Только что солнце показалось на чистой полосе из под тучи, как ветер стих, как будто он не смел портить этого прелестного после грозы летнего утра; капли еще падали, но уже отвесно, – и все затихло. Солнце вышло совсем, показалось на горизонте и исчезло в узкой и длинной туче, стоявшей над ним. Через несколько минут солнце еще светлее показалось на верхнем крае тучи, разрывая ее края. Все засветилось и заблестело. И вместе с этим светом, как будто отвечая ему, раздались впереди выстрелы орудий.
Не успел еще Ростов обдумать и определить, как далеки эти выстрелы, как от Витебска прискакал адъютант графа Остермана Толстого с приказанием идти на рысях по дороге.
Эскадрон объехал пехоту и батарею, также торопившуюся идти скорее, спустился под гору и, пройдя через какую то пустую, без жителей, деревню, опять поднялся на гору. Лошади стали взмыливаться, люди раскраснелись.
– Стой, равняйся! – послышалась впереди команда дивизионера.
– Левое плечо вперед, шагом марш! – скомандовали впереди.
И гусары по линии войск прошли на левый фланг позиции и стали позади наших улан, стоявших в первой линии. Справа стояла наша пехота густой колонной – это были резервы; повыше ее на горе видны были на чистом чистом воздухе, в утреннем, косом и ярком, освещении, на самом горизонте, наши пушки. Впереди за лощиной видны были неприятельские колонны и пушки. В лощине слышна была наша цепь, уже вступившая в дело и весело перещелкивающаяся с неприятелем.
Ростову, как от звуков самой веселой музыки, стало весело на душе от этих звуков, давно уже не слышанных. Трап та та тап! – хлопали то вдруг, то быстро один за другим несколько выстрелов. Опять замолкло все, и опять как будто трескались хлопушки, по которым ходил кто то.
Гусары простояли около часу на одном месте. Началась и канонада. Граф Остерман с свитой проехал сзади эскадрона, остановившись, поговорил с командиром полка и отъехал к пушкам на гору.

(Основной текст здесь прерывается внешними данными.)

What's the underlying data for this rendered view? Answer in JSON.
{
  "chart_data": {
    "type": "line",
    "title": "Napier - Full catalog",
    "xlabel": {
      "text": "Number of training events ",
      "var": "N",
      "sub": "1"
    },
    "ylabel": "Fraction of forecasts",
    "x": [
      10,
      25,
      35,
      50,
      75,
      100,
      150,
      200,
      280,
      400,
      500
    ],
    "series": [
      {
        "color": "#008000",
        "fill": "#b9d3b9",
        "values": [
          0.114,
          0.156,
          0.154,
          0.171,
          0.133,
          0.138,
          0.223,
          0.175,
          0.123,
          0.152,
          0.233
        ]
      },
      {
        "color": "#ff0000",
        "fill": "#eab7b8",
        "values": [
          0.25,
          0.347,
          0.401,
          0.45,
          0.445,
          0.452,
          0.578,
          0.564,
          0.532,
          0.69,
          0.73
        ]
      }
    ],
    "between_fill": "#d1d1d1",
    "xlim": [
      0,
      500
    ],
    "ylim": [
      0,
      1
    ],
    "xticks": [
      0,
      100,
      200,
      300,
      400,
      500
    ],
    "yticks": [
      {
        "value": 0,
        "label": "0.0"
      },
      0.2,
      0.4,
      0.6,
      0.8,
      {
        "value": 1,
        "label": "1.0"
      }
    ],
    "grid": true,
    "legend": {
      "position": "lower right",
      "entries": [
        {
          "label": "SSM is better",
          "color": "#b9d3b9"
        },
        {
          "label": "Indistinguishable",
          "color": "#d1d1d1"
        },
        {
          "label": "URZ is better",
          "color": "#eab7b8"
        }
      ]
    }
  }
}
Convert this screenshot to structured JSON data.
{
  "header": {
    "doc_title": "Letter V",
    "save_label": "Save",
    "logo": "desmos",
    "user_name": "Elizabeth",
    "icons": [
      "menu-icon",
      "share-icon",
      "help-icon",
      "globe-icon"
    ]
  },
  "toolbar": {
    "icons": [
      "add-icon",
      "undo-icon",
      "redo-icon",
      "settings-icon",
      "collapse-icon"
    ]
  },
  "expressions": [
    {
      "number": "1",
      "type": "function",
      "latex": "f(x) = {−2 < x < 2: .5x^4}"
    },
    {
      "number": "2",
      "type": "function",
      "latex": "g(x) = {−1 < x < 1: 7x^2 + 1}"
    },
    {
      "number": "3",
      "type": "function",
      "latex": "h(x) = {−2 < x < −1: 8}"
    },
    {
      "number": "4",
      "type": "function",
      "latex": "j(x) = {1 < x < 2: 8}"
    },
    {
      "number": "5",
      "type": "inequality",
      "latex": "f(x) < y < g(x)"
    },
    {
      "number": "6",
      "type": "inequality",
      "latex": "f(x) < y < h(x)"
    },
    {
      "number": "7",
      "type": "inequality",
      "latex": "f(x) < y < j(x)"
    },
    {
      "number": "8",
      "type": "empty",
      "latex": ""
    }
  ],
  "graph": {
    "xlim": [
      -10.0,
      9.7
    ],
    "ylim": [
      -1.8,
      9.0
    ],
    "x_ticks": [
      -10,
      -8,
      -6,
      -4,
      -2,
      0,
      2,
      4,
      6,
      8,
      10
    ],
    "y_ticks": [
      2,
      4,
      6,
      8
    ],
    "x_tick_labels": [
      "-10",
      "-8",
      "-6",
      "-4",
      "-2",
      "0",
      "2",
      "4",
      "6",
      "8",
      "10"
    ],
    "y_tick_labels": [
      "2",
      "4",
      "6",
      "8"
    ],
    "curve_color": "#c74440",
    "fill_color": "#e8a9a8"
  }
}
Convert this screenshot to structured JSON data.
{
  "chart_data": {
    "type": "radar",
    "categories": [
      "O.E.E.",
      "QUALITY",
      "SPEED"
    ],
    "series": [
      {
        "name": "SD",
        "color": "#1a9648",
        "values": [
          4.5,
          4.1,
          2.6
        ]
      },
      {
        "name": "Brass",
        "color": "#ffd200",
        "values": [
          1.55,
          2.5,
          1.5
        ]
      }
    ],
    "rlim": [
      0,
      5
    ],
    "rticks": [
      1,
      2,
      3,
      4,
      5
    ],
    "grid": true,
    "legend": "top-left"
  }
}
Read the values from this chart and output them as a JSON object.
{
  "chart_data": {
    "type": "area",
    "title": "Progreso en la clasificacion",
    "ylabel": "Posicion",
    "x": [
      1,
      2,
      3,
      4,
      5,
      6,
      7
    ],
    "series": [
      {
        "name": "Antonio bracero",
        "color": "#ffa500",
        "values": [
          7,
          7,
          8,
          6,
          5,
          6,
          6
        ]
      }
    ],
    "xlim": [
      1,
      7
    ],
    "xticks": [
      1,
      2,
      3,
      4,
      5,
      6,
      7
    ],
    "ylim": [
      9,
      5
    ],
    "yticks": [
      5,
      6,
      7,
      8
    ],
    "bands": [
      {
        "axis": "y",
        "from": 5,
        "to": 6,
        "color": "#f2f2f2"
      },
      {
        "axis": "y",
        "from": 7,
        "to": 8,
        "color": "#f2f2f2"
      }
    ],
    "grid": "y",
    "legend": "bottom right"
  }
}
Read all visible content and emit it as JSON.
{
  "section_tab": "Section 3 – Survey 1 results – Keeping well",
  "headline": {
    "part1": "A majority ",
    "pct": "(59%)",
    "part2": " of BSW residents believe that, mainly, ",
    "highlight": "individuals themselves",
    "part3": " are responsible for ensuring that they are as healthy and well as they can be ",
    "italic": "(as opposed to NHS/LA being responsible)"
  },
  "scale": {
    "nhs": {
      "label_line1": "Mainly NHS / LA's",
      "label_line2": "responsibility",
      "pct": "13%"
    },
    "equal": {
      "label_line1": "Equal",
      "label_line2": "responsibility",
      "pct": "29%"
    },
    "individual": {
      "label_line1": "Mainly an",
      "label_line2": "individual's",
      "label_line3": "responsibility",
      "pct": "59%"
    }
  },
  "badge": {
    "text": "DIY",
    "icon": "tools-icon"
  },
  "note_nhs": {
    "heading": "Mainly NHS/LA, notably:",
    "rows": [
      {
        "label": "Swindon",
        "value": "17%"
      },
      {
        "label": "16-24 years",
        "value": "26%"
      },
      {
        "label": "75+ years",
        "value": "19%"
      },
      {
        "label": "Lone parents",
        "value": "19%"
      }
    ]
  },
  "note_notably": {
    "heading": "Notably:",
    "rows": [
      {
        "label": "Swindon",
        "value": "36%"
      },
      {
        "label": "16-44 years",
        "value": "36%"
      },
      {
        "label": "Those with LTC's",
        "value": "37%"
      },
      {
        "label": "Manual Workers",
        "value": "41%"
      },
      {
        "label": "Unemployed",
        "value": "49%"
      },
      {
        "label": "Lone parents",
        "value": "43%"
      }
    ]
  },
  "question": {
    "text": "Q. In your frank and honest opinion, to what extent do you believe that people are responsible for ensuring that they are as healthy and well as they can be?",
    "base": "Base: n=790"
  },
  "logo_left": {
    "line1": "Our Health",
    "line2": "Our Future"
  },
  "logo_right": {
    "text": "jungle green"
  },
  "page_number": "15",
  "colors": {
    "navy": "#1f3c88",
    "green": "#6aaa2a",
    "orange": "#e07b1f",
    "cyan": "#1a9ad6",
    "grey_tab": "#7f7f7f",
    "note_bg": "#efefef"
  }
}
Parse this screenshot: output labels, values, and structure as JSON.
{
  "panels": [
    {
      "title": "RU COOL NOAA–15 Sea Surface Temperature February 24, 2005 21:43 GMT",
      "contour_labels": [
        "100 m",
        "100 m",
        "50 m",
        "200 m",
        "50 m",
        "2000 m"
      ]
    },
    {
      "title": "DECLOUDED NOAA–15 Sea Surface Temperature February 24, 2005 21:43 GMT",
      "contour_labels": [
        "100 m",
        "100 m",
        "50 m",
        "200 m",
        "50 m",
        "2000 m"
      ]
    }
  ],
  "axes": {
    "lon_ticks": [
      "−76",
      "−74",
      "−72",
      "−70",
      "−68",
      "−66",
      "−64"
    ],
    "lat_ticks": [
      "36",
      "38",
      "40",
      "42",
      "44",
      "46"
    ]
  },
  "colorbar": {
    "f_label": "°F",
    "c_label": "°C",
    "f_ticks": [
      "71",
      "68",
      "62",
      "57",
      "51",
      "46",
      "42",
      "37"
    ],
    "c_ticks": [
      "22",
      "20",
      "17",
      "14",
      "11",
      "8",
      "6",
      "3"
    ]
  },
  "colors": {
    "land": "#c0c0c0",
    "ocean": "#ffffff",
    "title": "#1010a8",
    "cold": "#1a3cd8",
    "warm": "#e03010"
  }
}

Вслед за отъездом Остермана у улан послышалась команда:
– В колонну, к атаке стройся! – Пехота впереди их вздвоила взводы, чтобы пропустить кавалерию. Уланы тронулись, колеблясь флюгерами пик, и на рысях пошли под гору на французскую кавалерию, показавшуюся под горой влево.
Как только уланы сошли под гору, гусарам ведено было подвинуться в гору, в прикрытие к батарее. В то время как гусары становились на место улан, из цепи пролетели, визжа и свистя, далекие, непопадавшие пули.